Computer hackers or terrorists are the main security breachers globally. Most organizations have not made adequate efforts to protect themselves from corporate espionage either because it is too costly or because it is too large to manage with no guarantee of success.Consequences of hacking today are not restricted only to disrupting operations alone but involve damaging trust and reputations. As mobile phones get smarter and more connected there will be increased mobile phone attacks.
Why should I be aware of this?
Net-enabled connectivity, wireless networking and mobile computing have made cyber security a critical issue.
“Hacking” for corporate espionage now constitutes a real threat. Integrated security technologies are required to safeguard operations of business organizations against hacking. Developments such as shared computers, wide-area networks, consultants, wireless networks and employees working at home have added to the risk.
How does this affect me?
If we have anything that gives us an edge over competitors, there's every likelihood that competitors will make all attempts to find out about it. This information could range from source code for that great new software we're going to launch, to intellectual property, marketing plans, trade secrets, research documents etc. A lot of corporate espionage is done by professional investigators specially hired for the job. Also a disgruntled employee could be sending out secrets to competitors.
All about corporate espionage
With the advent of the information age with its tools and technologies it has become much easier to 'gather' information and analyze intelligence.
It is not difficult for trained intelligence analysts to ferret out critical information through masqueraded phone calls, purported interviews of the victim company's employees, going through their garbage or creating 'e-relationships' with employees.
In a short span of time they can gather vital information on a company’s core competitive advantages, including intellectual property, future strategies, human capital and the skeletons in its cupboards. As they are not physically penetrating the company, they are not doing anything illegal. But once they make an entry it is very difficult to protect anything from the determined and well-trained attacker.
Install a malicious Trojan
One of the methods used by hackers to install a malicious Trojan is by tricking a trusted inside employee. Once the Trojan is installed it downloads a remote backdoor and gives the hacker complete access to the computer and, from there, the rest of the network. Sometimes the malware just downloads every document from every computer's My Documents folder. Other times it downloads entire, multi-gigabit databases -- whatever it takes. Attackers even change the numerals in parts of financial documents in significant ways. The company has no way of knowing its public financial statements were fraudulent until it was too late.
What can I do?
- Spread the culture of security among your employees in a manner so the employees understand the importance and embrace the policies.
- Have a floor marshal program in effect so when employees thinks a person is out
- Ensure that no one finds any item of interest in your trash.

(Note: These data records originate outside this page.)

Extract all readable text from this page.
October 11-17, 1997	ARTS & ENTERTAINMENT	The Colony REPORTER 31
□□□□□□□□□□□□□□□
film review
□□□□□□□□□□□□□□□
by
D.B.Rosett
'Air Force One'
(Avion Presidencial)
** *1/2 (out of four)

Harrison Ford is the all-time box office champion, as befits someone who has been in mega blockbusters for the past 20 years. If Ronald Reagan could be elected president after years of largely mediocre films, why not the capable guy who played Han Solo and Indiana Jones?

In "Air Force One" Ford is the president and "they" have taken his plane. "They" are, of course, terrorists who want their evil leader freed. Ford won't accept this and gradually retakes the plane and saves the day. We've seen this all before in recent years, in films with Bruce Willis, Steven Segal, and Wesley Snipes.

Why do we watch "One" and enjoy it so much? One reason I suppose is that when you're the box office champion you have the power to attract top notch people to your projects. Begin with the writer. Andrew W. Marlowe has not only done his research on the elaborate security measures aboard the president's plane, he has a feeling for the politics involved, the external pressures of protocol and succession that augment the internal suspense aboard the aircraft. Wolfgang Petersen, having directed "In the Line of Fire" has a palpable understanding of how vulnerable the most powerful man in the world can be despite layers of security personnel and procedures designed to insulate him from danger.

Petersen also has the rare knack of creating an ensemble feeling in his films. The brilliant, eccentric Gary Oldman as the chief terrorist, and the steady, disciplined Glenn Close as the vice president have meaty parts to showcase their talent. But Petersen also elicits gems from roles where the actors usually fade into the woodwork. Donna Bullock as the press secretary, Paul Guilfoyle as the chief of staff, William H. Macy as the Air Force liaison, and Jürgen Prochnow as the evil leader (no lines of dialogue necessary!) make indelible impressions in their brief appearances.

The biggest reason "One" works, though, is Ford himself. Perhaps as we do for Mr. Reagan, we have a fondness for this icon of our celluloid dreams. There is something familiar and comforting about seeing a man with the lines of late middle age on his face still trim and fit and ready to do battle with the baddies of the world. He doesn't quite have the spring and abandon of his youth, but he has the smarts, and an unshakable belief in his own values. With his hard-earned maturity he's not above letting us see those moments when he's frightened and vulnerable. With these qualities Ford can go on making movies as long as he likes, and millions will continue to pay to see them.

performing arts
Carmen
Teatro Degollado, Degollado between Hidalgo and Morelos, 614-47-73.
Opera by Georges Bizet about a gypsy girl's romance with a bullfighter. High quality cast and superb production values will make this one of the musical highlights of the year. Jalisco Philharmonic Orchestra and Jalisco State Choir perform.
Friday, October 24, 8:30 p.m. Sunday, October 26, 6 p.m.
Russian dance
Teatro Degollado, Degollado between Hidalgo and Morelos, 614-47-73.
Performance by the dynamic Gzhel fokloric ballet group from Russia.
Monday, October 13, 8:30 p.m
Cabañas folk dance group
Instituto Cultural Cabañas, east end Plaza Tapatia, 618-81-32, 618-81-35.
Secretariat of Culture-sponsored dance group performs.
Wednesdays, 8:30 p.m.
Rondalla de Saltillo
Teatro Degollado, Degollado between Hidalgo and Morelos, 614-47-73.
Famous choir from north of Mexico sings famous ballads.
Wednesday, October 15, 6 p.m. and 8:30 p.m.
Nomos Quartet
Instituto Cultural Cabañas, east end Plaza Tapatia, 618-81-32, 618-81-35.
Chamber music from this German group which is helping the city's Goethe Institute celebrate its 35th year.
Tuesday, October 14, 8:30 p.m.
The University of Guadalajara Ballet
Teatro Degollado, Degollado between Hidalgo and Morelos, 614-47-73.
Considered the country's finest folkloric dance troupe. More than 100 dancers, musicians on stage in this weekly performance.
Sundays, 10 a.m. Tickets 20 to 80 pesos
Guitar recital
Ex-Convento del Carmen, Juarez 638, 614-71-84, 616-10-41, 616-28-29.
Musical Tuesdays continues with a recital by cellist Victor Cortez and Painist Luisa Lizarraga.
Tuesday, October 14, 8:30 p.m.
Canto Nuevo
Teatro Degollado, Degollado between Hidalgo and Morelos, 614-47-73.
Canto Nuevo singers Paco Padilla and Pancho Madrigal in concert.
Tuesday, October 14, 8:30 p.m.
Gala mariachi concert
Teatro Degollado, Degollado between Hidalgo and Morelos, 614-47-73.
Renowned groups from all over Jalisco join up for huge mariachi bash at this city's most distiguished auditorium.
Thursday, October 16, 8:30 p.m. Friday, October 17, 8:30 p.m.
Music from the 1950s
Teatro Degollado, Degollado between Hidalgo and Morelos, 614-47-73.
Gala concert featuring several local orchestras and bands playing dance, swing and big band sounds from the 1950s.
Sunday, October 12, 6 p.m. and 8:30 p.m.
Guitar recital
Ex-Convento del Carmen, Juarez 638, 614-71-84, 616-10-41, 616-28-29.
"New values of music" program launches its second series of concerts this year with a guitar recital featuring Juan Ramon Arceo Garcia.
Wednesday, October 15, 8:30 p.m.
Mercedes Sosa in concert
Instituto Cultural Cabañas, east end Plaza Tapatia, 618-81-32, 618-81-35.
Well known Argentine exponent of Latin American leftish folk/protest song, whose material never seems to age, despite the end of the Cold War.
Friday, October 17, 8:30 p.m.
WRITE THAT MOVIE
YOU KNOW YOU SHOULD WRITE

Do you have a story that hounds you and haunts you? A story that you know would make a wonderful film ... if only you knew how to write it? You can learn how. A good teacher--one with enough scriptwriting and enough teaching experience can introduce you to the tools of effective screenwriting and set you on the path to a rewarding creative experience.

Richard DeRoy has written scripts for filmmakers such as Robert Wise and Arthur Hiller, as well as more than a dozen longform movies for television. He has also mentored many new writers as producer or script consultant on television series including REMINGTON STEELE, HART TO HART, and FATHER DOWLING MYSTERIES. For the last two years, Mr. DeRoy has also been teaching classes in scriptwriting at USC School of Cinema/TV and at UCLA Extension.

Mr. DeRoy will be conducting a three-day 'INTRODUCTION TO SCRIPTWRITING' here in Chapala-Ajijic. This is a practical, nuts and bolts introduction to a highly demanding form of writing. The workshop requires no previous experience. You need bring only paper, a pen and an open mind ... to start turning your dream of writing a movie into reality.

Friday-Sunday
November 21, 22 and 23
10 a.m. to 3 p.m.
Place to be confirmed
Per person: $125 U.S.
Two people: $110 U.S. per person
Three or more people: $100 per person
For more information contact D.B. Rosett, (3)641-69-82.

- Make sure that doors in the office are locked, there are gatekeepers, and video surveillance cameras
- A secure building coupled with adept security guards creates a secure perimeter for your building.
- If some of your employees have access to your business secrets you have to make sure they can be trusted. During selection process do a quick background and reference check.
- Many corporate spies use Trojan horse (malicious / nasty software) to relay data from your computer system to their offshore data collection servers. Keep the latest security software on your desktops and servers.
- Conduct third party assessment on how an intruder can gain access to your office and remove your company assets. Physical security audits are important for digital security assessments.